On May 15, 2023 the USDoE released its revisions of the Guidance. Should you be concerned about changes that were made? The short answer is, No.
What has changed in 2023?
For the most part, only slight wording changes were made to the Guidance that do not change the overall meaning. For example, references to the Bible, Torah, and Koran were replaced with “religious materials.” When referring to student prayer, the term “grace” was replaced with “a prayer or blessing.”
Due to the recent Supreme Court victory of our friends at First Liberty Institute, the updated Guidance references the Kennedy v. Bremerton School District ruling allowing educators to pray even if students see it. The Guidance now includes:
“...not everything that a public school teacher, coach, or other official says in the workplace constitutes governmental speech, and schools….may not prohibit those employees from engaging in prayer merely because it is religious or because some observers, including students, might misperceive the school as endorsing that expression.”

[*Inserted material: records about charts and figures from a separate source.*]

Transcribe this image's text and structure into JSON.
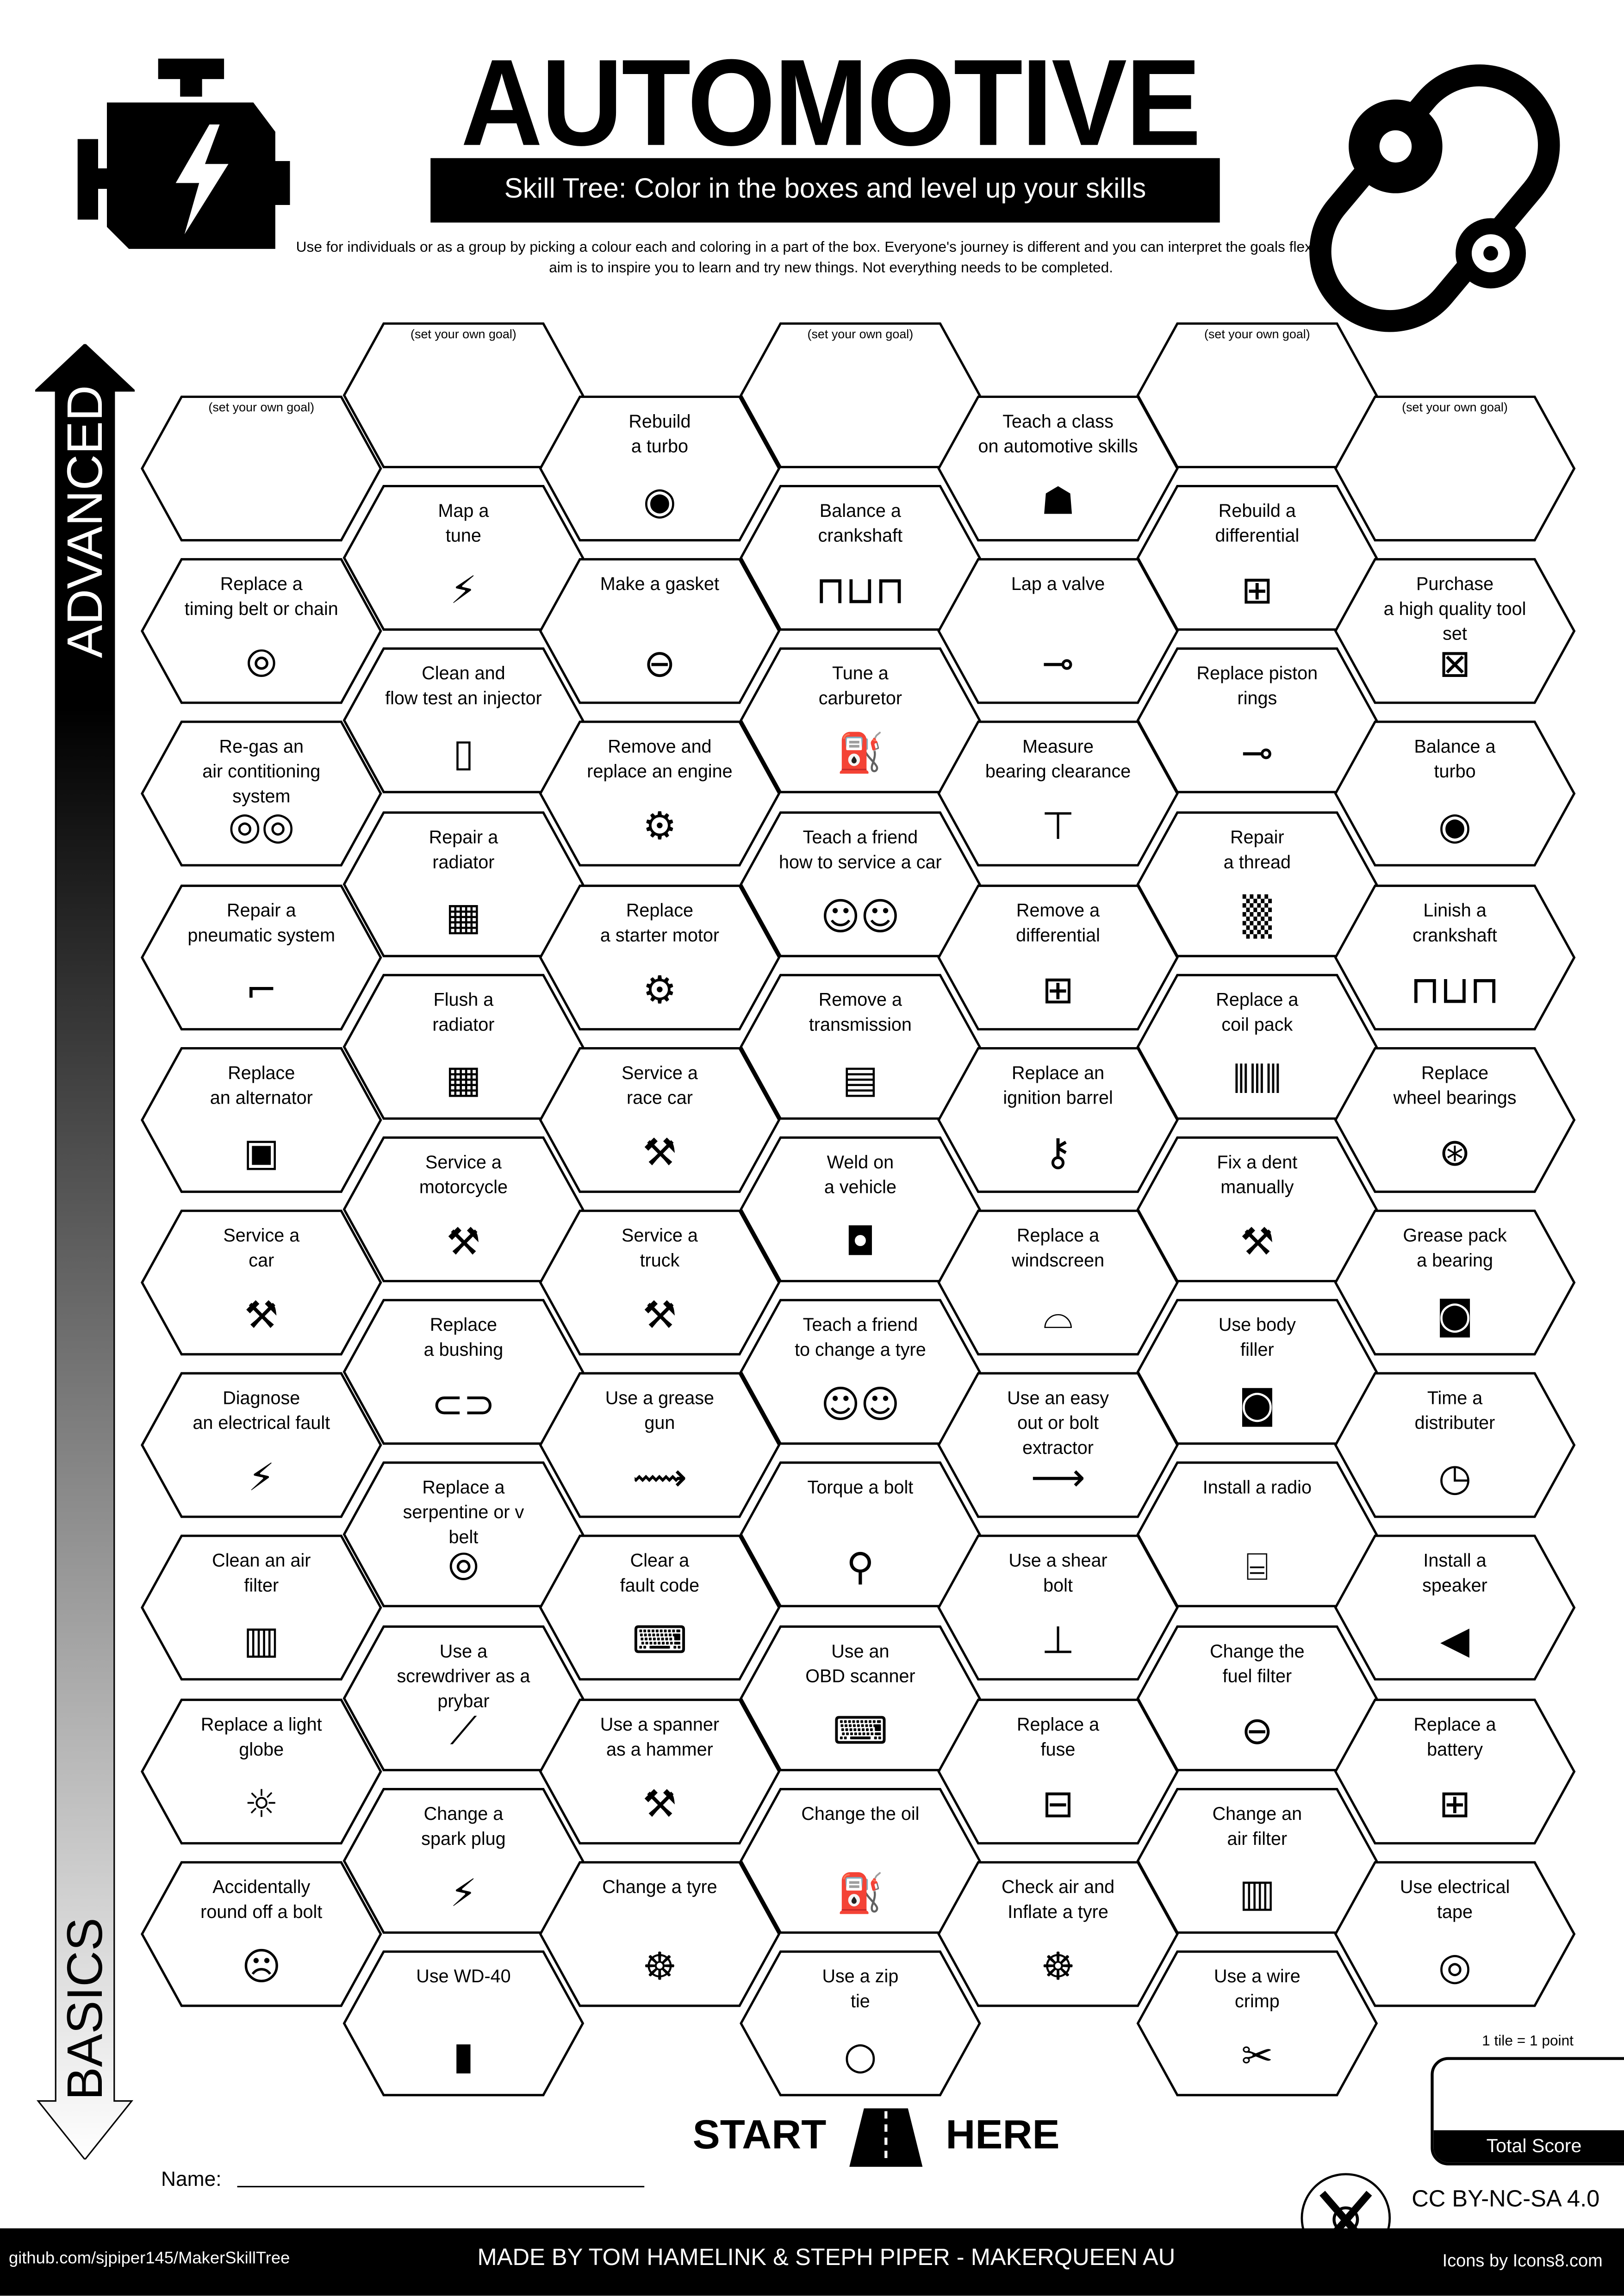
{
  "header": {
    "title": "AUTOMOTIVE",
    "subtitle": "Skill Tree:  Color in the boxes and level up your skills",
    "description": "Use for individuals or as a group by picking a colour each and coloring in a part of the box.  Everyone's journey is different and you can interpret the goals flexibly.  The aim is to inspire you to learn and try new things. Not everything needs to be completed.",
    "left_icon": "engine-check-icon",
    "right_icon": "timing-belt-icon"
  },
  "arrow": {
    "top_label": "ADVANCED",
    "bottom_label": "BASICS"
  },
  "columns": [
    [
      {
        "goal": true,
        "label": "(set your own goal)"
      },
      {
        "label": "Replace a\ntiming belt or chain",
        "icon": "belt"
      },
      {
        "label": "Re-gas an\nair contitioning\nsystem",
        "icon": "gauge"
      },
      {
        "label": "Repair a\npneumatic system",
        "icon": "pipe"
      },
      {
        "label": "Replace\nan alternator",
        "icon": "alternator"
      },
      {
        "label": "Service a\ncar",
        "icon": "tools"
      },
      {
        "label": "Diagnose\nan electrical fault",
        "icon": "lightning"
      },
      {
        "label": "Clean an air\nfilter",
        "icon": "air-filter"
      },
      {
        "label": "Replace a light\nglobe",
        "icon": "bulb"
      },
      {
        "label": "Accidentally\nround off a bolt",
        "icon": "facepalm"
      }
    ],
    [
      {
        "goal": true,
        "label": "(set your own goal)"
      },
      {
        "label": "Map a\ntune",
        "icon": "lightning"
      },
      {
        "label": "Clean and\nflow test an injector",
        "icon": "test-tube"
      },
      {
        "label": "Repair a\nradiator",
        "icon": "radiator"
      },
      {
        "label": "Flush a\nradiator",
        "icon": "radiator"
      },
      {
        "label": "Service a\nmotorcycle",
        "icon": "tools"
      },
      {
        "label": "Replace\na bushing",
        "icon": "bushing"
      },
      {
        "label": "Replace a\nserpentine or v\nbelt",
        "icon": "belt"
      },
      {
        "label": "Use a\nscrewdriver as a\nprybar",
        "icon": "screwdriver"
      },
      {
        "label": "Change a\nspark plug",
        "icon": "lightning"
      },
      {
        "label": "Use WD-40",
        "icon": "spray-can"
      }
    ],
    [
      {
        "label": "Rebuild\na turbo",
        "icon": "turbo"
      },
      {
        "label": "Make a gasket",
        "icon": "gasket"
      },
      {
        "label": "Remove and\nreplace an engine",
        "icon": "engine"
      },
      {
        "label": "Replace\na starter motor",
        "icon": "engine"
      },
      {
        "label": "Service a\nrace car",
        "icon": "tools"
      },
      {
        "label": "Service a\ntruck",
        "icon": "tools"
      },
      {
        "label": "Use a grease\ngun",
        "icon": "grease-gun"
      },
      {
        "label": "Clear a\nfault code",
        "icon": "laptop"
      },
      {
        "label": "Use a spanner\nas a hammer",
        "icon": "wrench"
      },
      {
        "label": "Change a tyre",
        "icon": "wheel"
      }
    ],
    [
      {
        "goal": true,
        "label": "(set your own goal)"
      },
      {
        "label": "Balance a\ncrankshaft",
        "icon": "crankshaft"
      },
      {
        "label": "Tune a\ncarburetor",
        "icon": "carburetor"
      },
      {
        "label": "Teach a friend\nhow to service a car",
        "icon": "teaching"
      },
      {
        "label": "Remove a\ntransmission",
        "icon": "gearbox"
      },
      {
        "label": "Weld on\na vehicle",
        "icon": "welding-mask"
      },
      {
        "label": "Teach a friend\nto change a tyre",
        "icon": "teaching"
      },
      {
        "label": "Torque a bolt",
        "icon": "torque-wrench"
      },
      {
        "label": "Use an\nOBD scanner",
        "icon": "laptop"
      },
      {
        "label": "Change the oil",
        "icon": "oil-can"
      },
      {
        "label": "Use a zip\ntie",
        "icon": "zip-tie"
      }
    ],
    [
      {
        "label": "Teach a class\non automotive skills",
        "icon": "teacher"
      },
      {
        "label": "Lap a valve",
        "icon": "valve"
      },
      {
        "label": "Measure\nbearing clearance",
        "icon": "caliper"
      },
      {
        "label": "Remove a\ndifferential",
        "icon": "differential"
      },
      {
        "label": "Replace an\nignition barrel",
        "icon": "key"
      },
      {
        "label": "Replace a\nwindscreen",
        "icon": "windscreen"
      },
      {
        "label": "Use an easy\nout or bolt\nextractor",
        "icon": "drill-bit"
      },
      {
        "label": "Use a shear\nbolt",
        "icon": "bolt"
      },
      {
        "label": "Replace a\nfuse",
        "icon": "fuse"
      },
      {
        "label": "Check air and\nInflate a tyre",
        "icon": "wheel"
      }
    ],
    [
      {
        "goal": true,
        "label": "(set your own goal)"
      },
      {
        "label": "Rebuild a\ndifferential",
        "icon": "differential"
      },
      {
        "label": "Replace piston\nrings",
        "icon": "valve"
      },
      {
        "label": "Repair\na thread",
        "icon": "thread"
      },
      {
        "label": "Replace a\ncoil pack",
        "icon": "coil-pack"
      },
      {
        "label": "Fix a dent\nmanually",
        "icon": "hammer"
      },
      {
        "label": "Use body\nfiller",
        "icon": "filler-tub"
      },
      {
        "label": "Install a radio",
        "icon": "radio"
      },
      {
        "label": "Change the\nfuel filter",
        "icon": "fuel-filter"
      },
      {
        "label": "Change an\nair filter",
        "icon": "air-filter"
      },
      {
        "label": "Use a wire\ncrimp",
        "icon": "crimper"
      }
    ],
    [
      {
        "goal": true,
        "label": "(set your own goal)"
      },
      {
        "label": "Purchase\na high quality tool\nset",
        "icon": "toolbox"
      },
      {
        "label": "Balance a\nturbo",
        "icon": "turbo"
      },
      {
        "label": "Linish a\ncrankshaft",
        "icon": "crankshaft"
      },
      {
        "label": "Replace\nwheel bearings",
        "icon": "bearing"
      },
      {
        "label": "Grease pack\na bearing",
        "icon": "grease-tub"
      },
      {
        "label": "Time a\ndistributer",
        "icon": "stopwatch"
      },
      {
        "label": "Install a\nspeaker",
        "icon": "speaker"
      },
      {
        "label": "Replace a\nbattery",
        "icon": "battery"
      },
      {
        "label": "Use electrical\ntape",
        "icon": "tape"
      }
    ]
  ],
  "start": {
    "left": "START",
    "right": "HERE",
    "icon": "road-icon"
  },
  "name": {
    "label": "Name:"
  },
  "score": {
    "note": "1 tile = 1 point",
    "label": "Total Score"
  },
  "license": {
    "text": "CC BY-NC-SA 4.0",
    "logo": "maker-skill-tree-logo"
  },
  "footer": {
    "github": "github.com/sjpiper145/MakerSkillTree",
    "credits": "MADE BY TOM HAMELINK & STEPH PIPER  -  MAKERQUEEN AU",
    "icons": "Icons by Icons8.com"
  }
}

However, First Liberty attorney Keisha Russell expressed concern that “the administration’s new guidance relies on old propositions derived from the overturned Lemon decision.” In Kennedy v. Bremerton, the Supreme Court overruled a precedent known as the Lemon test, which unnecessarily restricted religious freedom for over 50 years. She reiterated the importance of following the Court’s recent ruling and making sure that “any restriction placed on religious freedom by those outdated cases is restored to the fullest extent required by the First Amendment.”

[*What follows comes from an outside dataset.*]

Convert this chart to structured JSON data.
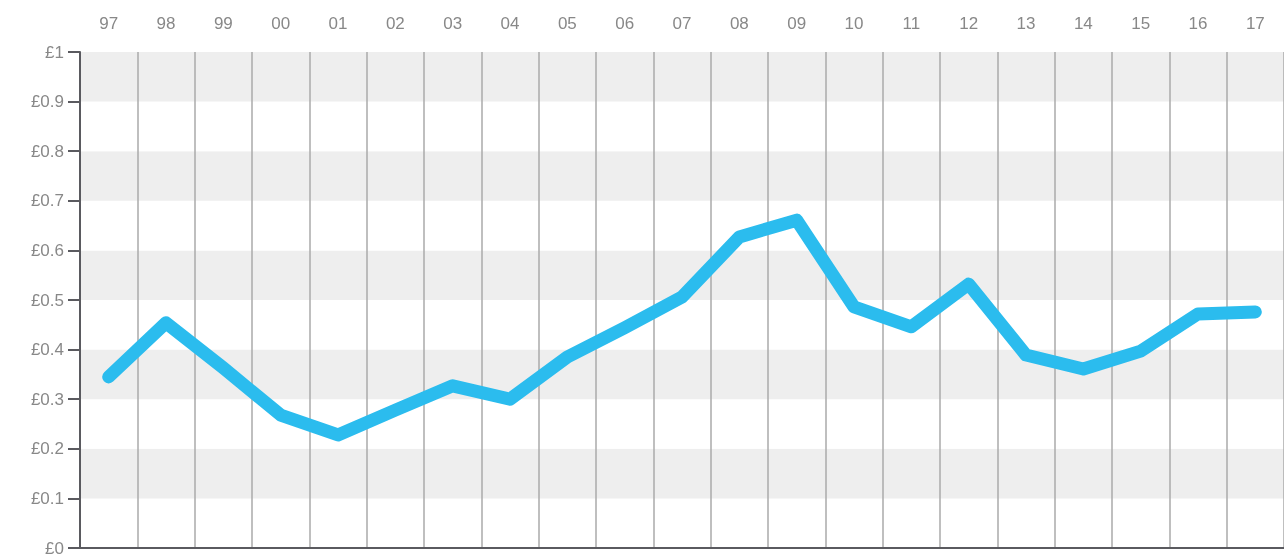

The updated Guidance has pared down the section addressing the Equal Access Act allowing students to organize religious clubs. It removed a portion of the 2020 Guidance which stated that student clubs have the right to require club leaders to hold to the clubs’ religious beliefs. While this should be obvious, it is not specifically addressed in the Equal Access Act.
The 2023 Guidance adds clarity about school choirs performing religious music:
“[P]ublic schools generally may allow student choirs to perform music inspired by or based on religious themes or texts as part of school-sponsored activities and events, provided that the music is not performed as a religious exercise and is not used to promote or favor religion generally, a particular religion, or a religious belief.”
It also adds a sentence encouraging schools to inform students of their religious freedom. It states that public schools may teach about religion “and promote religious liberty and respect for religious views (or lack thereof) of all.”